Optimal, and approximately optimal, quantum strategies for $\mathrm{XOR}^{*}$ and $\mathrm{FFL}$ games
Pete Rigas
TL;DR
The paper addresses the problem of characterizing optimal and approximately optimal quantum strategies for non-local XOR games, notably including XOR, XOR$^*$, CHSH(n), and the Fortnow-Feige-Lovasz (FFL) game. Building on Ostrev's Frobenius-norm framework, it develops an intertwining operator $T$ with unit Frobenius norm to translate optimal XOR strategies into dual or related settings, deriving explicit error bounds for permuting observables and showing how the $2/3$ quantum/classical bias in FFL arises in the dual context. The main contributions include precise norm-based approximate optimality criteria (epsilon-approximate strategies), nontrivial bounds for operator permutivity, and a structured pathway to extend the methodology to less regular games beyond the XOR family. These results provide a rigorous, quantitative toolkit for analyzing quantum advantages in two-player non-local games and suggest a roadmap for constructing approximately optimal strategies in more complex game settings with potential cryptographic and foundational implications.
Abstract
We analyze optimal, and approximately optimal, quantum strategies for a variety of non-local XOR games. Building upon previous arguments due to Ostrev in 2016, which characterized approximately optimal, and optimal, strategies that players Alice and Bob can adopt for maximizing a linear functional to win non-local games after a Referee party examines each answer to a question drawn from some probability distribution, we identify additional applications of the framework for analyzing the performance of a broader class of quantum strategies in which it is possible for Alice and Bob to realize quantum advantage if the two players adopt strategies relying upon quantum entanglement, two-dimensional resource systems, and reversible transformations.

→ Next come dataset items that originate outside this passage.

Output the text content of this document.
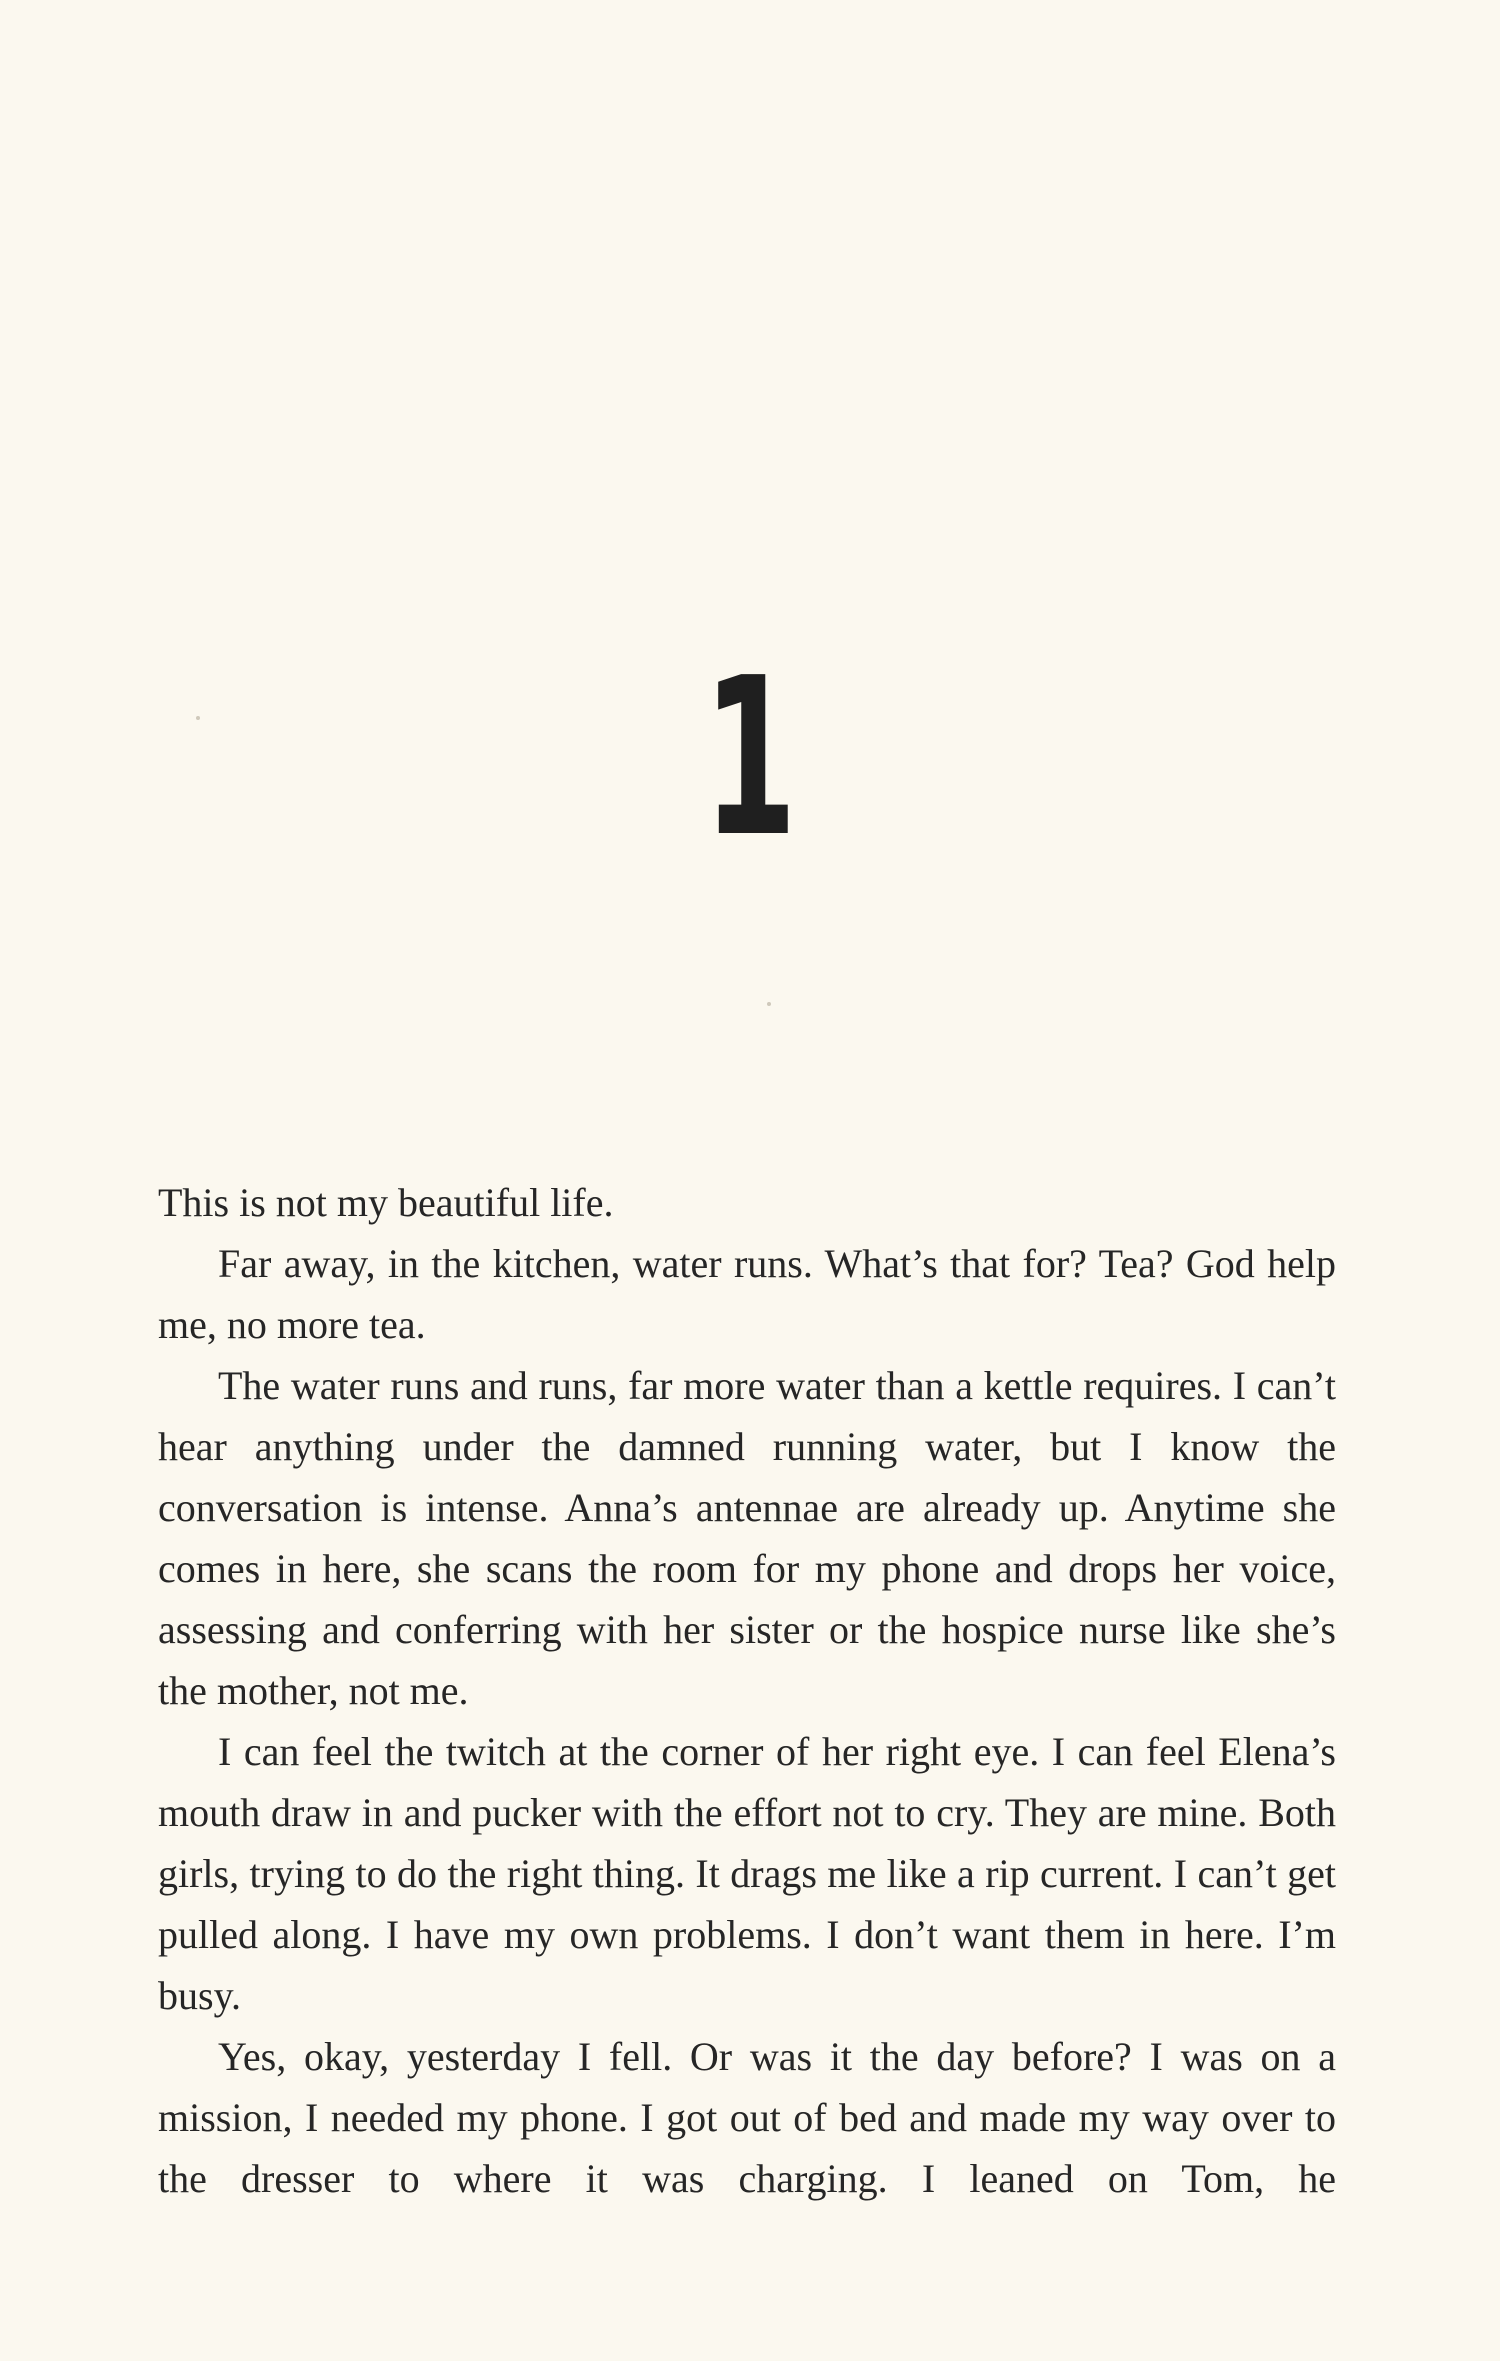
1

This is not my beautiful life.

Far away, in the kitchen, water runs. What’s that for? Tea? God help me, no more tea.

The water runs and runs, far more water than a kettle requires. I can’t hear anything under the damned running water, but I know the conversation is intense. Anna’s antennae are already up. Anytime she comes in here, she scans the room for my phone and drops her voice, assessing and conferring with her sister or the hospice nurse like she’s the mother, not me.

I can feel the twitch at the corner of her right eye. I can feel Elena’s mouth draw in and pucker with the effort not to cry. They are mine. Both girls, trying to do the right thing. It drags me like a rip current. I can’t get pulled along. I have my own problems. I don’t want them in here. I’m busy.

Yes, okay, yesterday I fell. Or was it the day before? I was on a mission, I needed my phone. I got out of bed and made my way over to the dresser to where it was charging. I leaned on Tom, he
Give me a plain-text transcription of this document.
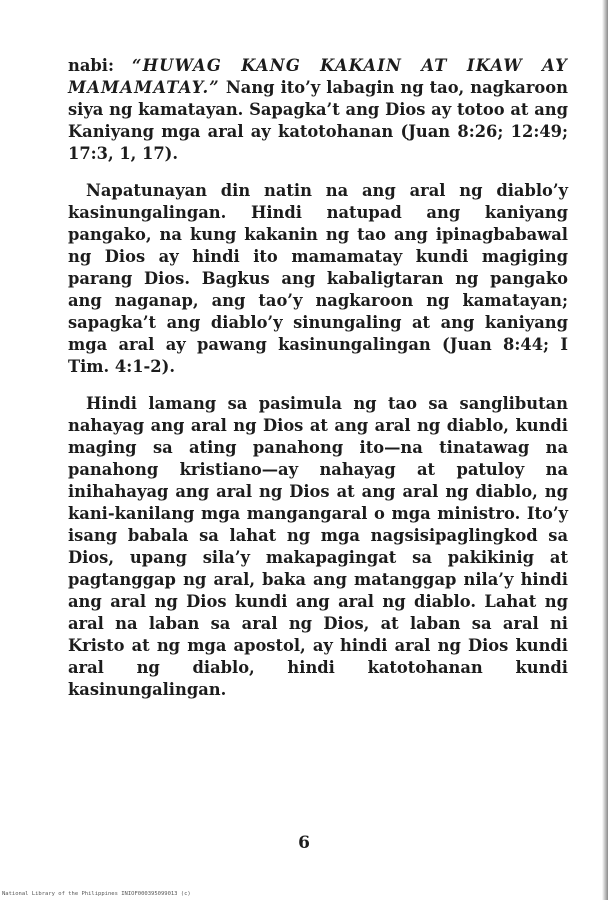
nabi: “HUWAG KANG KAKAIN AT IKAW AY MAMAMATAY.” Nang ito’y labagin ng tao, nagkaroon siya ng kamatayan. Sapagka’t ang Dios ay totoo at ang Kaniyang mga aral ay katotohanan (Juan 8:26; 12:49; 17:3, 1, 17).

Napatunayan din natin na ang aral ng diablo’y kasinungalingan. Hindi natupad ang kaniyang pangako, na kung kakanin ng tao ang ipinagbabawal ng Dios ay hindi ito mamamatay kundi magiging parang Dios. Bagkus ang kabaligtaran ng pangako ang naganap, ang tao’y nagkaroon ng kamatayan; sapagka’t ang diablo’y sinungaling at ang kaniyang mga aral ay pawang kasinungalingan (Juan 8:44; I Tim. 4:1-2).

Hindi lamang sa pasimula ng tao sa sanglibutan nahayag ang aral ng Dios at ang aral ng diablo, kundi maging sa ating panahong ito—na tinatawag na panahong kristiano—ay nahayag at patuloy na inihahayag ang aral ng Dios at ang aral ng diablo, ng kani-kanilang mga mangangaral o mga ministro. Ito’y isang babala sa lahat ng mga nagsisipaglingkod sa Dios, upang sila’y makapagingat sa pakikinig at pagtanggap ng aral, baka ang matanggap nila’y hindi ang aral ng Dios kundi ang aral ng diablo. Lahat ng aral na laban sa aral ng Dios, at laban sa aral ni Kristo at ng mga apostol, ay hindi aral ng Dios kundi aral ng diablo, hindi katotohanan kundi kasinungalingan.

6
National Library of the Philippines INIOF000395099013 (c)
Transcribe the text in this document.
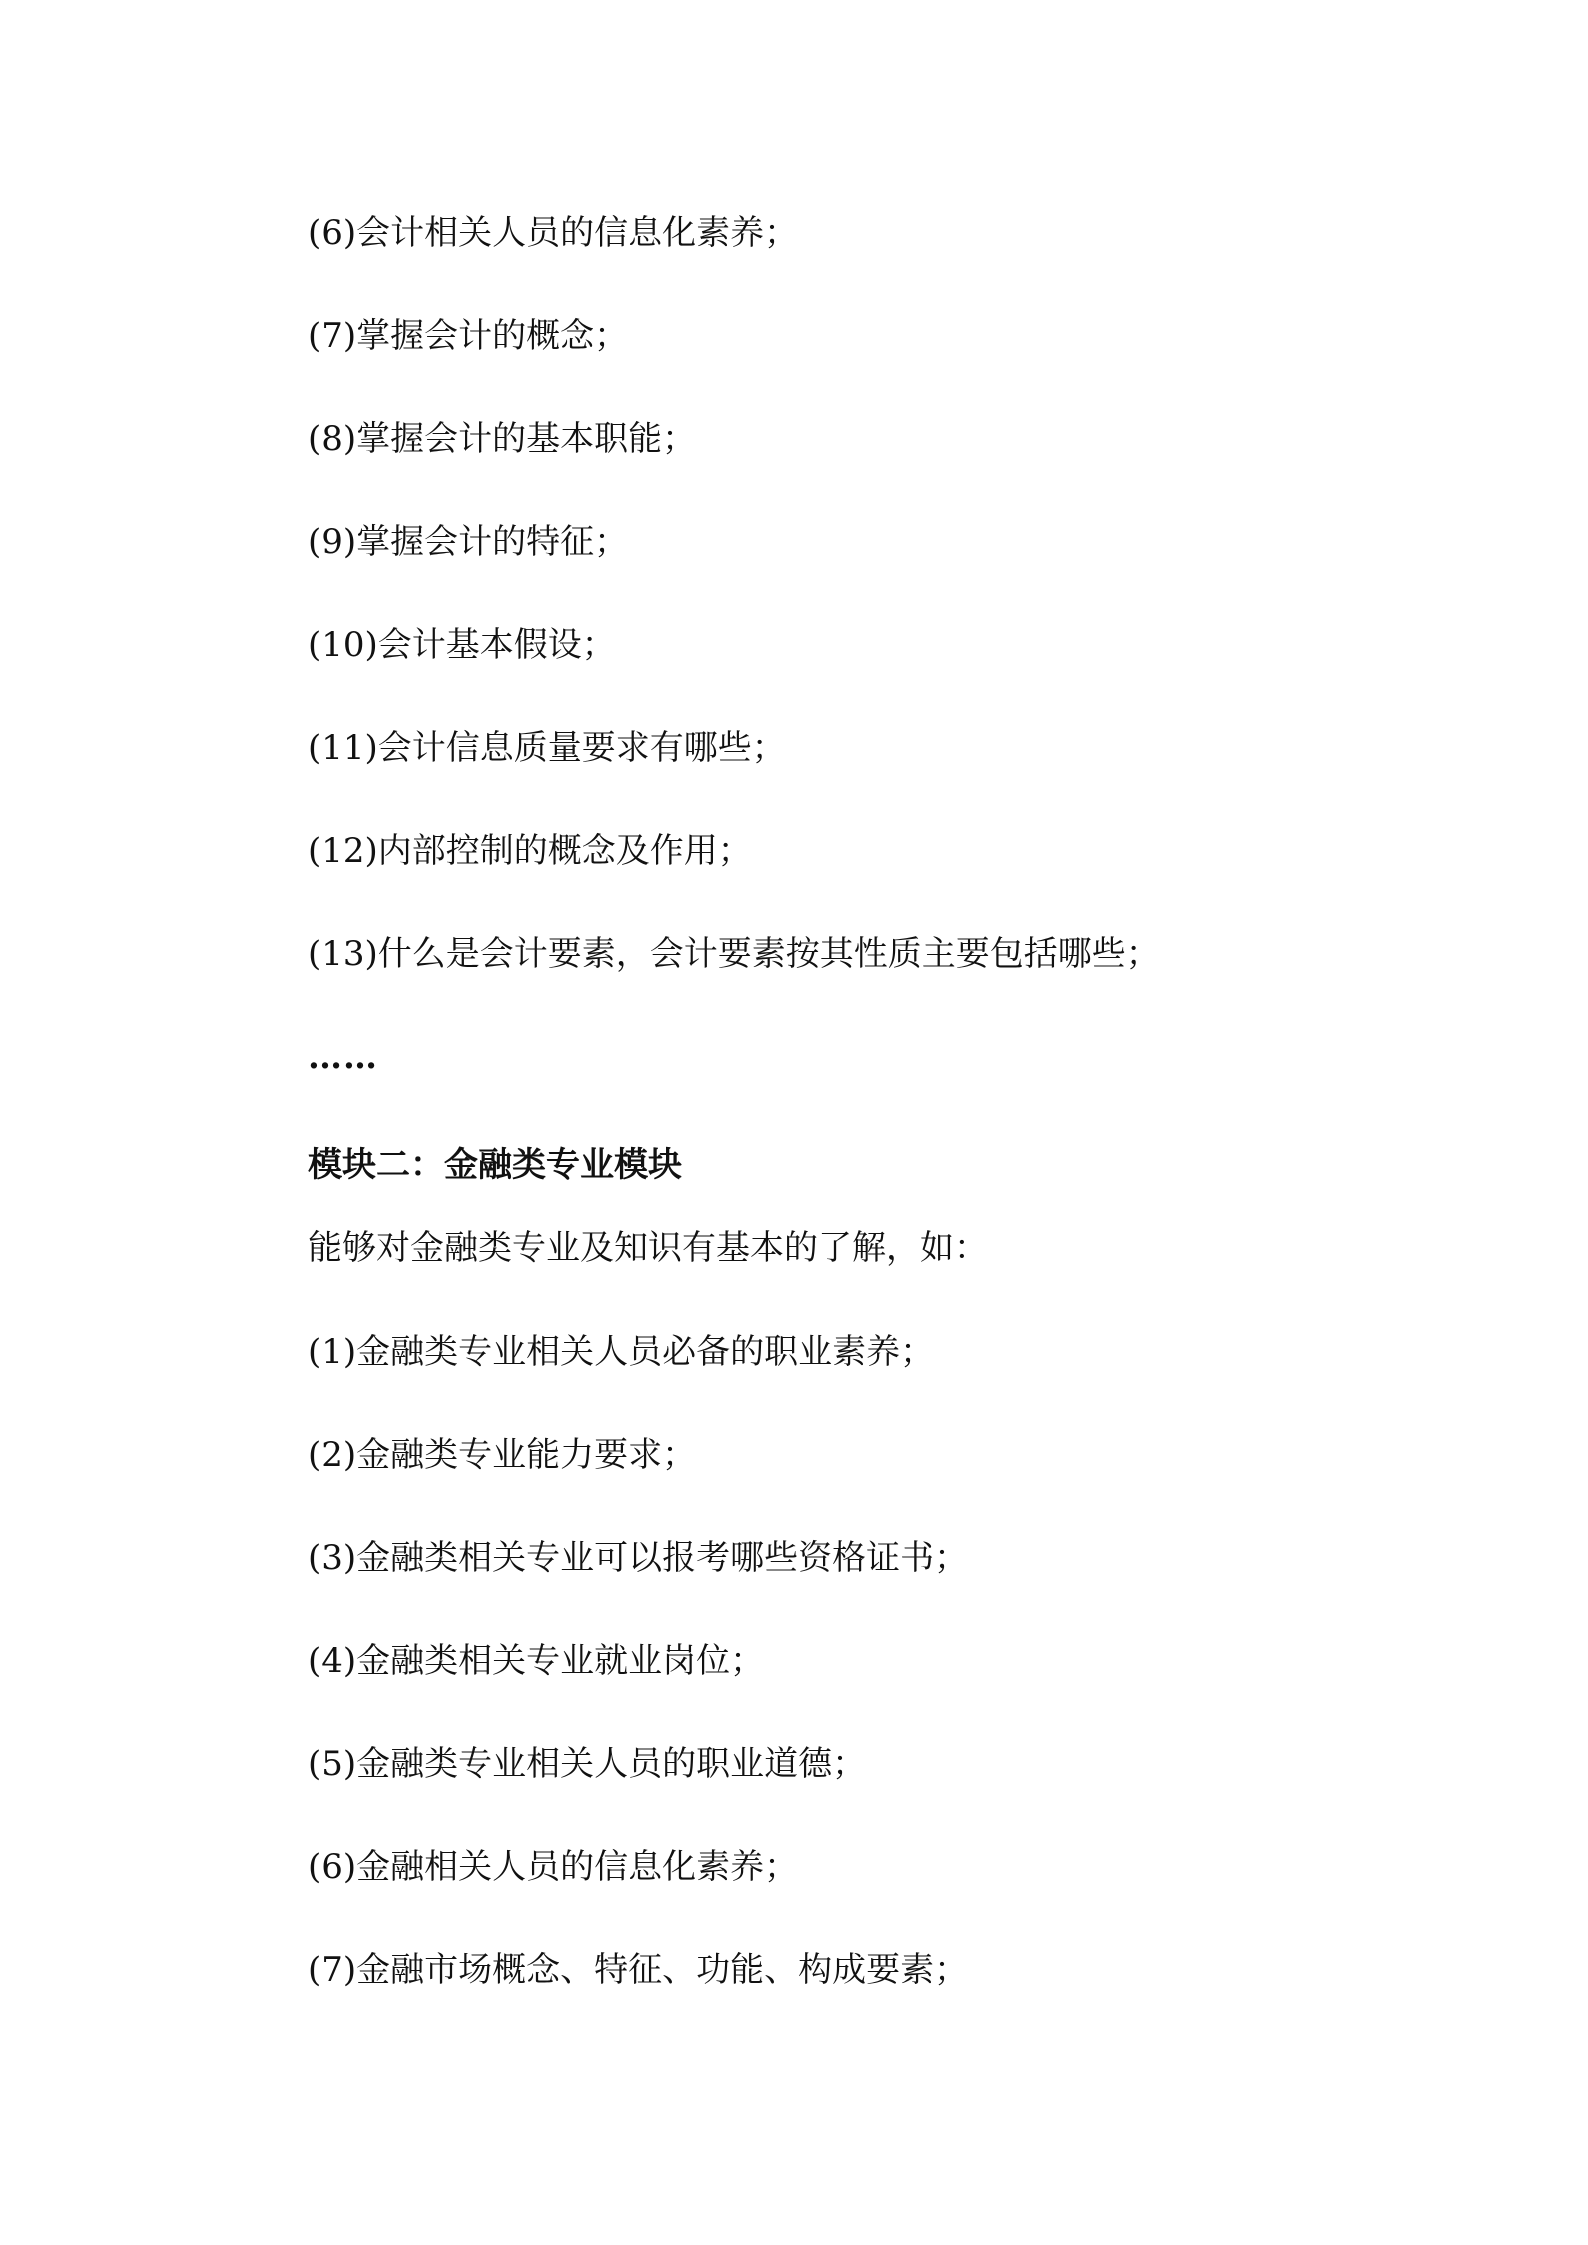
(6)会计相关人员的信息化素养；
(7)掌握会计的概念；
(8)掌握会计的基本职能；
(9)掌握会计的特征；
(10)会计基本假设；
(11)会计信息质量要求有哪些；
(12)内部控制的概念及作用；
(13)什么是会计要素，会计要素按其性质主要包括哪些；
……
模块二：金融类专业模块
能够对金融类专业及知识有基本的了解，如：
(1)金融类专业相关人员必备的职业素养；
(2)金融类专业能力要求；
(3)金融类相关专业可以报考哪些资格证书；
(4)金融类相关专业就业岗位；
(5)金融类专业相关人员的职业道德；
(6)金融相关人员的信息化素养；
(7)金融市场概念、特征、功能、构成要素；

For the Fortnow-Feige-Lovasz (FFL) game, the 2016 framework is directly applicable, which consists of five steps, including: (1) constructing a suitable, nonzero, linear transformation for the intertwining operations, (2) demonstrating that the operator has unit Frobenius norm, (3) constructing error bounds, and corresponding approximate operations, for $\big( A_k \otimes \textbf{I} \big) \ketψ$, and $\big( \textbf{I} \otimes \big( \frac{\pm B_{kl} + B_{lk}}{\sqrt{2}} \big) \big) \ketψ$, (4) constructing additional bounds for permuting the order in which $A^{j_i}_i$ operators are applied, (5) obtaining Frobenius norm upper bounds for Alice and Bob's strategies. We draw the attention of the reader to applications of this framework in other games with less regular structure.